More than 120 whales have died, as a mass stranding took place on the remote Chatham Islands in the Pacific Ocean.
Massive strandings in the remote Chatham Islands, some 800 kilometres (125 miles) off the east coast of New Zealand, have led to the deaths of 100 whales and dolphins.
The Chatham Islands belong to New Zealand, but they are located 800km east which has delayed the mission to conserve the animals.
The latest New Zealand Department of Environment, which first reported the incident at 12.30 on Sunday, said 97 pilot whales and three bottlenose dolphins had died.
Jemma Welch, a wildlife ranger for the DoC biodiversity program, said it was around three o’clock when rangers arrived on the scene at Waitangi West Beach because of the remote location and power outage that makes it more difficult to get in contact with the people.
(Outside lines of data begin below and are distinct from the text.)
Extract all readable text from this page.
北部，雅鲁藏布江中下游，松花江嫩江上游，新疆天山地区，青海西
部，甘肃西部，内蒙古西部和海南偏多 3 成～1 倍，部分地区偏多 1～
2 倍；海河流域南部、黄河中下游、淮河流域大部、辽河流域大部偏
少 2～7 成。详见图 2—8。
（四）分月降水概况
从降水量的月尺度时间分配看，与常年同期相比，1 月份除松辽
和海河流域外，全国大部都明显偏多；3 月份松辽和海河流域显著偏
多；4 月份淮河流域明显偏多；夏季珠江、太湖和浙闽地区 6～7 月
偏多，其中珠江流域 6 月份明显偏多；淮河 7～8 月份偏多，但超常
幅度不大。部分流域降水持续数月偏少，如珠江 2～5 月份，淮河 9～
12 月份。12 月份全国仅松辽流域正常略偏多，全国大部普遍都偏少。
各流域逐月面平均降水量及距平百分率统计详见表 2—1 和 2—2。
“unlikely due to human activities in such a pristine location, but rather were likely driven by the nearshore movements of their prey and a tendency for those species to live in large groups”Prof Miller
Prof Miller also said he believed, as a result of human activity at such a pristine site, stranding of the Chatham Islands is “unlikely due to human activities in such a pristine location, but rather were likely driven by the nearshore movements of their prey and a tendency for those species to live in large groups”
The DoC says mass beaches in Chatham are relatively common, with as many as 1.000 animals dying from a single strand in 1918, the largest recorded in New Zealand waters.
For all that strandings have been around the globe, as modern history unfolds, marine biologists have yet to know for sure why.